Le Monde, France
12 mai 2006
Les entreprises françaises s’alarment des menaces de boycott de la
Turquie;
COMMERCE PROPOSITION DE LOI DU PS SUR LE GÉNOCIDE ARMÉNIEN
par Guillaume Perrier
En dessous d’une caricature de Jacques Chirac, sont répertoriés les
produits français à boycotter, secteur par secteur. Cette liste noire
de plus de 400 marques, qui circule sur Internet, a été publiée en
réaction à la proposition de loi du Parti socialiste français sur le
génocide arménien, qui devrait être examinée à l’Assemblée nationale
le 18 mai.
En cas d’adoption, avertissent les milieux économiques franco-turcs,
les conséquences pourraient être catastrophiques. ” L’attitude des
hommes politiques français est irresponsable, clame Guillaume
Rougier-Brière, président des conseillers du commerce extérieur en
Turquie. Cela pourrait nous conduire à l’une des crises les plus
graves entre la France et la Turquie. ”
A la tête d’une délégation de 22 représentants d’entreprises
françaises, parmi lesquelles Renault, Peugeot, Total, Carrefour ou
Alstom, il a été reçu, mardi 9 mai, à Ankara, par le premier ministre
Recep Tayyip Erdogan. ” Il nous a avertis que nous pourrions être des
victimes collatérales potentielles “, indique M. Rougier-Brière. Dans
une lettre envoyée à chaque président de groupe parlementaire à
l’Assemblée nationale, les hommes d’affaires français ont expliqué ”
qu’un tel vote viendrait immanquablement décourager – leurs –
efforts. (…) Les marques de défiance sont déjà perceptibles dans
nos activités “.
Le week-end dernier, le président de la commission des affaires
étrangères au Parlement turc, Mehmet Dulger, a déclaré que les
importations françaises pourraient faire l’objet d’un boycott et que
les entreprises pourraient être écartées de procédures d’appel
d’offres.
AREVA, UNE CIBLE CERTAINE
Au premier rang des entreprises visées figure Areva, candidate à la
construction des premières centrales nucléaires turques. ” Il y aura
d’abord ceux qui traitent avec l’Etat ou avec l’armée, prédit M.

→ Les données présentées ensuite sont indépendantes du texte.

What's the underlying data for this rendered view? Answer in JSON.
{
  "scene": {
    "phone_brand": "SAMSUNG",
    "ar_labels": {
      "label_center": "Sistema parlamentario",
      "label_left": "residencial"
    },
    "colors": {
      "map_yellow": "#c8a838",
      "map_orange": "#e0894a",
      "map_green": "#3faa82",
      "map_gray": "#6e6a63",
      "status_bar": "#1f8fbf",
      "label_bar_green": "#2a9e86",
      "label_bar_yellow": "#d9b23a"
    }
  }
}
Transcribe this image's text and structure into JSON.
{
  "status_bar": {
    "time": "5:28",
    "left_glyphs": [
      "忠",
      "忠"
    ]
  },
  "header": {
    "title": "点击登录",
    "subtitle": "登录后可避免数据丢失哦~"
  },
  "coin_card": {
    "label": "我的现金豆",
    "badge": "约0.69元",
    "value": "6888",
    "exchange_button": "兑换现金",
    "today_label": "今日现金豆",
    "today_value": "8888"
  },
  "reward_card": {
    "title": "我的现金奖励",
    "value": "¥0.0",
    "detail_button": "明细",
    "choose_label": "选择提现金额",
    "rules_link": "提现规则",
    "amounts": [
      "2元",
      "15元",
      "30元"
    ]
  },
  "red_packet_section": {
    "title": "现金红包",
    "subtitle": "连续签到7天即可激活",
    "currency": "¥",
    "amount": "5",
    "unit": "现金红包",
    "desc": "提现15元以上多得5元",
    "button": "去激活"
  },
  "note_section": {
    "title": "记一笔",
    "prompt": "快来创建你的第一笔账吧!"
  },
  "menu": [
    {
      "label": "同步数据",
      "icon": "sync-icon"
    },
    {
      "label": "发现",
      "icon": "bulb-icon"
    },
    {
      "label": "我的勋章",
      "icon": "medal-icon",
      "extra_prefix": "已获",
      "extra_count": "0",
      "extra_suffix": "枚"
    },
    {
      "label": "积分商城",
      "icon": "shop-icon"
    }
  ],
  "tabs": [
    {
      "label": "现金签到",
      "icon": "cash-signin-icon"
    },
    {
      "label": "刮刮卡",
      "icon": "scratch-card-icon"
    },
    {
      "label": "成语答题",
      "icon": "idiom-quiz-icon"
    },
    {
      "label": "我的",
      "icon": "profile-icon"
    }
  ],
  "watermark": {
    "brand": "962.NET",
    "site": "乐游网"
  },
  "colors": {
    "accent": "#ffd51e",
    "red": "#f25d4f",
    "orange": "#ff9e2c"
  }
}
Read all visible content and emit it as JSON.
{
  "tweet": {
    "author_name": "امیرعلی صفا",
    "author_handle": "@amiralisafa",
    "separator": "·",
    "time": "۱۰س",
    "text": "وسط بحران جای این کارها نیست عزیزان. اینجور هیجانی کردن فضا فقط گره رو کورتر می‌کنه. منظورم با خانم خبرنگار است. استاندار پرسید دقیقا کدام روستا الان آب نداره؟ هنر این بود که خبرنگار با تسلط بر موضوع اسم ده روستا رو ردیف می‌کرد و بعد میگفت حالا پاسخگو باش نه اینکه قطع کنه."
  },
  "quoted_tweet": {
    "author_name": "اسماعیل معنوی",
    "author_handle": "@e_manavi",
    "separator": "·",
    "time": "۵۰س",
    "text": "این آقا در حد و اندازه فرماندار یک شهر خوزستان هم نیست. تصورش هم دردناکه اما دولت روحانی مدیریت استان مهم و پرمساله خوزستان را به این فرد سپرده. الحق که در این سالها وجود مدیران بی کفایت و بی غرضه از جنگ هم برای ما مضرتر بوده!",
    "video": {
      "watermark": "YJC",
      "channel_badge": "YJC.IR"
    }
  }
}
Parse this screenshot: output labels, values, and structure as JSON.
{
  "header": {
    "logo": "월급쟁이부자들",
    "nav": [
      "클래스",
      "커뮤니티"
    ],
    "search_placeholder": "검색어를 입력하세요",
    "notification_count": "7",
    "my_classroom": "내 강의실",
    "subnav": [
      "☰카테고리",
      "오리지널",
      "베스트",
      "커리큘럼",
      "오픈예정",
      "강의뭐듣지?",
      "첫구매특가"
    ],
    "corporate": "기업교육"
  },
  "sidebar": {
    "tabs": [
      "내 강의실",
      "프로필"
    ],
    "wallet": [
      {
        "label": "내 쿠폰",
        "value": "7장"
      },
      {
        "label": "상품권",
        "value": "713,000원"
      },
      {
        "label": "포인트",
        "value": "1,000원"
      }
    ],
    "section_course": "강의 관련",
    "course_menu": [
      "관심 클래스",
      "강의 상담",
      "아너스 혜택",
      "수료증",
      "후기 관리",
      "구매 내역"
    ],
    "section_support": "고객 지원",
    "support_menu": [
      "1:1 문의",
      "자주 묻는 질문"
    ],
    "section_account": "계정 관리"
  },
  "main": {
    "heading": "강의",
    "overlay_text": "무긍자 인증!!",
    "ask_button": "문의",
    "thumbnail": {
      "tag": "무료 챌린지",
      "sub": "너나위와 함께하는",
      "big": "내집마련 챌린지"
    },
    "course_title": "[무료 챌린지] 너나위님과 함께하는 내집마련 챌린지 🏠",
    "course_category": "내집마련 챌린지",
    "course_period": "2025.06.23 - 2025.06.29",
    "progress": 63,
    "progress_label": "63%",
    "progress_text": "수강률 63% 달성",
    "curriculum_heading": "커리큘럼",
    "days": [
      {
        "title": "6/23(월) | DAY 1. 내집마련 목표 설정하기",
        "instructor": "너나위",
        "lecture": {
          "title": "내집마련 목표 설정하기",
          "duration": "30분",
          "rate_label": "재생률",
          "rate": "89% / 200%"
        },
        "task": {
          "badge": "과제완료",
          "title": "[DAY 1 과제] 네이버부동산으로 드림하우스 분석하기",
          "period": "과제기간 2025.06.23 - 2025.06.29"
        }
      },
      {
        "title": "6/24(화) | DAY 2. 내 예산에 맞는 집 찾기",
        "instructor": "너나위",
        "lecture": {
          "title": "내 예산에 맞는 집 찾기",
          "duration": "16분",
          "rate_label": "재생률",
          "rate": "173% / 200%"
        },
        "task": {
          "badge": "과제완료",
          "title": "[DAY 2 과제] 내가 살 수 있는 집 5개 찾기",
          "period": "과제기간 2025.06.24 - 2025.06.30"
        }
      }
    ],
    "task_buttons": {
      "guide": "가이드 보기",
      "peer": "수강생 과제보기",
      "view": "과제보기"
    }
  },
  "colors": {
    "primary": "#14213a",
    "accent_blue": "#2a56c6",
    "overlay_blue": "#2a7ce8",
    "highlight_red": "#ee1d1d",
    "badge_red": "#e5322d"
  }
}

Rougier-Brière. Et ensuite un boycott spontané des produits de grande
consommation “, à l’image de Danone ou L’Oréal. La Société générale,
qui prospecte pour le rachat d’une banque turque, est aussi une cible
potentielle.
” Nous serons moins concernés mais nous prévoyons une petite baisse
du chiffre d’affaires, admet quant à lui Esref Hamamcioglu, directeur
de Sodexho. Nous avons un contrat de restauration collective en cours
de négociation avec l’armée et les choses traînent un peu. ”
Les retombées de cette nouvelle crise entre les deux pays seraient
sans doute plus importantes qu’en 2001, après la reconnaissance
officielle du génocide arménien par la France. Des contrats avec
Thomson et Alcatel avaient alors été annulés et les tracasseries
administratives s’étaient multipliées.
Mais le boycott avait été découragé par la grave crise financière
survenue quelques jours plus tard. Aujourd’hui, la situation
économique de la Turquie est plus stable.
” Le marché turc est en pleine expansion et on y investit fortement
“, rappelle Malek Sarmini, directeur général de L’Oréal. La ministre
déléguée au commerce extérieur, Dominique Lagarde, doit se rendre en
Turquie le 14 juin, accompagnée de 40 chefs d’entreprise.